Plusieurs pays de l'Union européenne recommandent la vaccination contre les rotavirus : Allemagne, Autriche, Belgique, Estonie, Finlande, Grande-Bretagne, Grèce, Lettonie, Luxembourg, Norvège, Pologne et République tchèque.
Traçabilité et pharmacovigilance
L'administration orale de la dose vaccinale est à consigner dans le carnet de santé de l'enfant vacciné. Les professionnels de santé doivent déclarer tout événement indésirable post-vaccinal au Centre régional de pharmacovigilance. Le but est de pourvoir investiguer sans délai les cas particulièrement graves afin de déterminer leur lien par rapport à l’acte vaccinal.
Efficacité et bénéfices de la vaccination
Cette vaccination très efficace permet d’éviter environ 75-80% des gastroentérites à rotavirus, 85-95% des infections sévères et des hospitalisations dues aux rotavirus. Les vaccins contre les rotavirus confèrent une protection indirecte dans les populations non vaccinées, notamment chez les enfants non éligibles à la vaccination et chez les adultes âgés de 65 ans et plus.
Dans les pays ayant atteint une couverture vaccinale de 80 % chez les nourrissons, la réduction des hospitalisations est importante, et varie entre 65 et 84 %.
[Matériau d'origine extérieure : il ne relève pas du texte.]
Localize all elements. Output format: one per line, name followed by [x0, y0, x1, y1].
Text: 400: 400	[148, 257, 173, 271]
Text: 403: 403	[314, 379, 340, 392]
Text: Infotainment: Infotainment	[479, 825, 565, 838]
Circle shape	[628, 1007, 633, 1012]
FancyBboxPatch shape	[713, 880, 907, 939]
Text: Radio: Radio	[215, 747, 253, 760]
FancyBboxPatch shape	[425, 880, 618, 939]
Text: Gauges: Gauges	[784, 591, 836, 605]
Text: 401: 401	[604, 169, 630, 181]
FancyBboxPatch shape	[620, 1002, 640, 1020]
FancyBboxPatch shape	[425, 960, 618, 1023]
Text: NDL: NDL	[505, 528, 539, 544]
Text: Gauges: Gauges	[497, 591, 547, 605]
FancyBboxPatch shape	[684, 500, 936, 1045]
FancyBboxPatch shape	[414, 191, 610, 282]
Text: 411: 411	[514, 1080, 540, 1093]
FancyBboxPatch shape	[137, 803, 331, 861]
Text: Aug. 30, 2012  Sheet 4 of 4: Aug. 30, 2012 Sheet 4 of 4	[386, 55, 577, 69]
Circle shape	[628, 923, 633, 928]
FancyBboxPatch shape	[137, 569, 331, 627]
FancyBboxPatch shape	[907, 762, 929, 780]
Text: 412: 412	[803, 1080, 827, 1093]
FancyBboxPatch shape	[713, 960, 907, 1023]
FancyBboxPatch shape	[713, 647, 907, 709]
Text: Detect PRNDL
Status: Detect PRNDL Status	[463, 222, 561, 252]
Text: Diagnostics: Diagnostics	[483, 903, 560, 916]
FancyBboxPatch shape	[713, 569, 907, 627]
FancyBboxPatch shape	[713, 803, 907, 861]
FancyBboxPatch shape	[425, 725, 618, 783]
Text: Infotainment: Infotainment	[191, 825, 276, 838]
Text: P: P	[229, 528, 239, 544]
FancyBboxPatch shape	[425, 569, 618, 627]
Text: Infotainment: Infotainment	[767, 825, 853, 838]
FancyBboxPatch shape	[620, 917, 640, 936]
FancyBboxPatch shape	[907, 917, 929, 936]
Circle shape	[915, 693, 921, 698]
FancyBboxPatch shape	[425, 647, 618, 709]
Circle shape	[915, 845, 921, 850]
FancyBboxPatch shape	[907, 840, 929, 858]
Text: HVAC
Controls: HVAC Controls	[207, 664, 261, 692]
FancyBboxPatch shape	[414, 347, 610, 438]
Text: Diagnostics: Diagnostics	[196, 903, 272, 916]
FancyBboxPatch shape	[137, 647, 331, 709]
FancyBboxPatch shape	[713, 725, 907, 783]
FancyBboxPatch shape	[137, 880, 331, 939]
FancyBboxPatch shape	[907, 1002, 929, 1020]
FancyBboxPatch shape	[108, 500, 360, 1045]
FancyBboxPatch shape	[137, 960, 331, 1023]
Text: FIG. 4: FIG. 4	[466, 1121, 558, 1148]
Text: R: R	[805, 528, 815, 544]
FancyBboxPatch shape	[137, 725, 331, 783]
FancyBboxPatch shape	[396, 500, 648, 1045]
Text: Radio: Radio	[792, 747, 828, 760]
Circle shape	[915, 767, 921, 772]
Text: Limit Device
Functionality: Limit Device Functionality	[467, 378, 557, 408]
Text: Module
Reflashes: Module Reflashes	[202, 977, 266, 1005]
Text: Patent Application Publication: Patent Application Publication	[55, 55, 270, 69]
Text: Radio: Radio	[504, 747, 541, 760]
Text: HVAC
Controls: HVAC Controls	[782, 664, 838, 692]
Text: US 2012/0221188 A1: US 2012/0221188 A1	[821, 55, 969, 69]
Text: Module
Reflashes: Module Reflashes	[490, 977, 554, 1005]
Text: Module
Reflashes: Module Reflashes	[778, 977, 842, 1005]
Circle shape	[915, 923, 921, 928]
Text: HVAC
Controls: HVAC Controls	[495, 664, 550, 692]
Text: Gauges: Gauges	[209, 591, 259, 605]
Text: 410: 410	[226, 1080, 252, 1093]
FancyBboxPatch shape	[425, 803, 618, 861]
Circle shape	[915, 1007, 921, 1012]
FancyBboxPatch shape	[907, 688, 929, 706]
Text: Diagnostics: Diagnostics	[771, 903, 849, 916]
Prévention de la gastro-entérite : Mesures complémentaires
La HAS rappelle que la prévention des gastro-entérites chez les nourrissons repose avant tout sur les mesures d'hygiène (lavage des mains, nettoyage des surfaces) et l'allaitement maternel, la vaccination n'étant qu'une stratégie de complément.
Chez le nourrisson et l’enfant, le traitement repose, quelle que soit la cause de la GEA, sur l’administration de solutés de réhydratation orale (SRO) et ne nécessite généralement pas d’autres traitements.